- Born: 19 August 1915 Montreal, Quebec, Canada
- Died: 18 October 1995 (aged 80) Thimphu, Bhutan

Orders
- Ordination: 15 August 1945

= William Mackey (Jesuit) =

Canadian priest (1915–1995)

William Joseph Mackey, S.J. (19 August 1915 – 18 October 1995) was a Canadian Catholic priest and Jesuit educator. He was responsible for establishing the modern education system in Bhutan, including its first high school (which is now its first accredited university, Sherubtse College).

==Early life==
William Joseph Mackey was born on 19 August 1915 in Montreal, Quebec to Kitty Murphy, an Irish Catholic, and Herbert Mackey, a Protestant of Irish descent. He received a Catholic primary education and successfully applied for scholarship at Loyola College, which included a high school. He was accepted into the Society of Jesus shortly after graduating from high school and joined the St. Stanislaus Novitiate in Guelph, Ontario on 14 August 1932.

Mackey was ordained a priest on 15 August 1945 by Archbishop Joseph Charbonneau in the Immaculate Conception Church. He pronounced his final vows on 15 August 1949. In 1946, he left Canada for the Jesuit mission in Darjeeling district of India. He served there for 17 years, during which time he participated in many education programs and was headmaster of two high schools. However, he also became unpopular with local authorities, and in 1963 he was ordered to leave the country.

When the King of Bhutan, Jigme Dorji Wangchuck, learned of Mackey's imminent expulsion from India, he invited Mackey to become an educator in Bhutan, as part of that country's ongoing modernization efforts.

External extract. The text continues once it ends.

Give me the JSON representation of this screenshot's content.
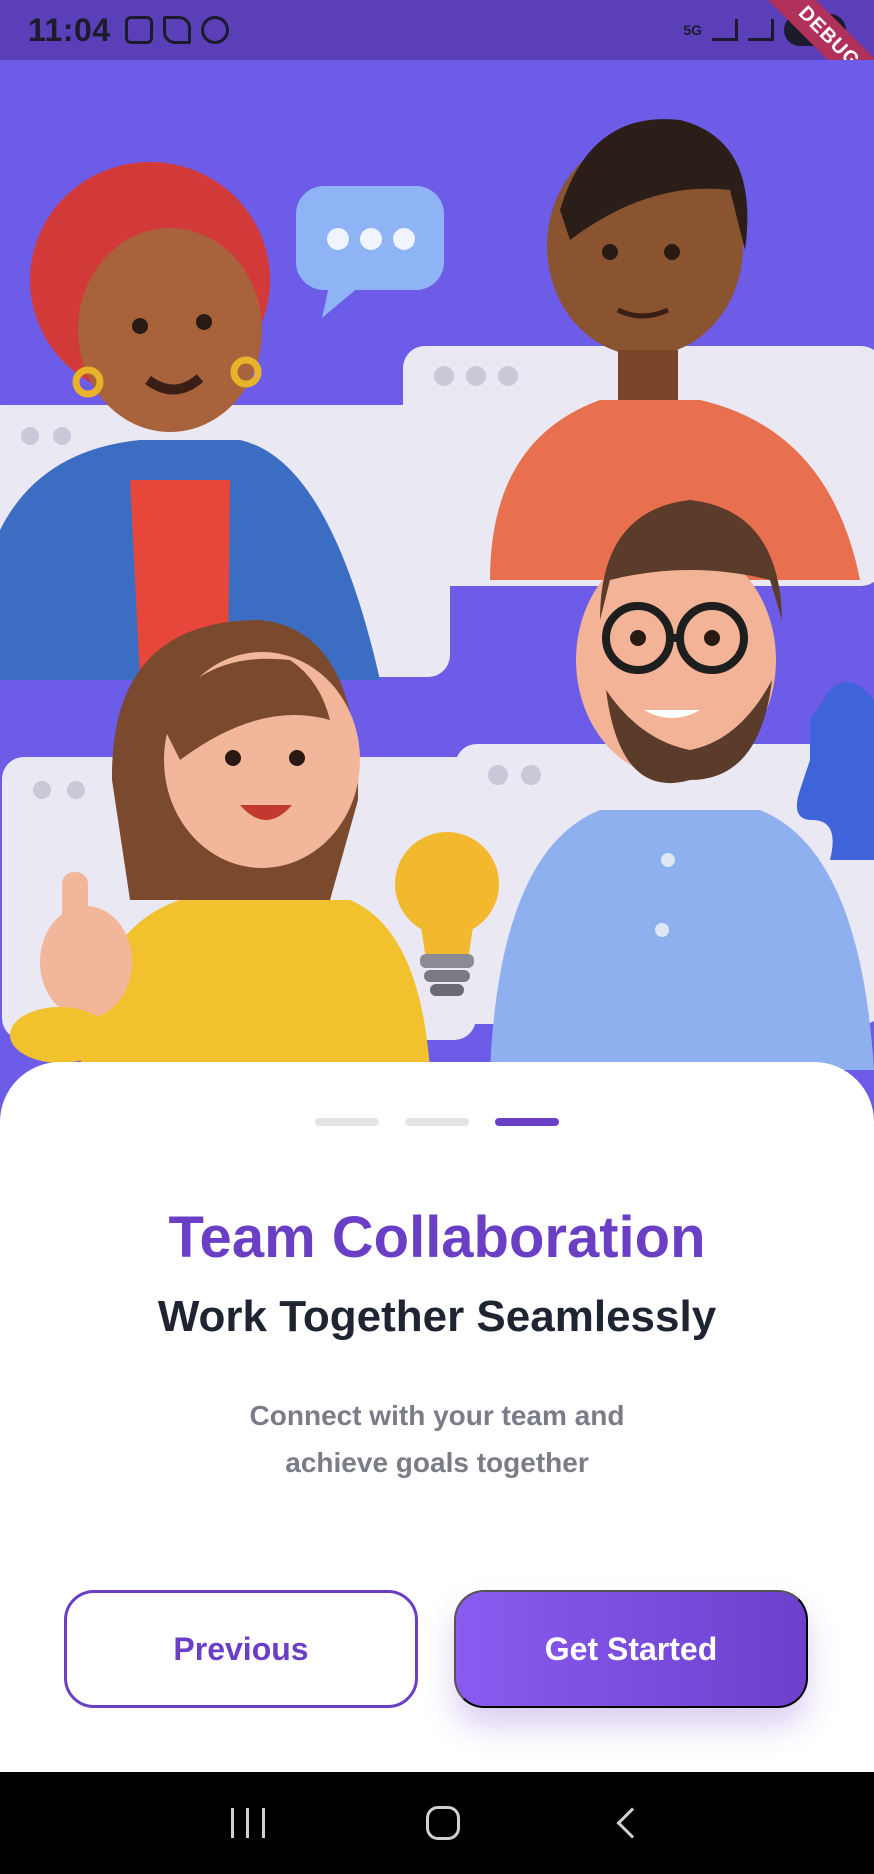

Mackey accepted the invitation. As a preemptive measure, he had all his teeth removed, because he would have no access to modern dentistry in Bhutan.

==Life in Bhutan==

When Mackey arrived in Bhutan in October 1963, the Jesuits became the first Roman Catholic religious order allowed in the officially-Buddhist nation. During the three decades that followed, Mackey performed no conversions of Bhutanese citizens, as that was forbidden under Bhutanese law.

His first school, in Trashigang, was based in an abandoned cowshed and had 7 students.

In 1973, Mackey was awarded the royal Druk Thuksey medal for his services to education in Bhutan. In 1985, he was granted honorary Bhutanese citizenship, and in 1988, when the Jesuits had to leave the country, their schools being taken over by the Government of Bhutan, he was allowed to remain.

Mackey died on 18 October 1995, in a hospital in Thimphu, due to an infected gum which led to blood poisoning. After his death in 1995, his obituary on Bhutanese national radio lasted 15 minutes. Despite his wishes to be buried in Bhutan, the Darjeeling Jesuits claimed his body for burial in their own cemetery.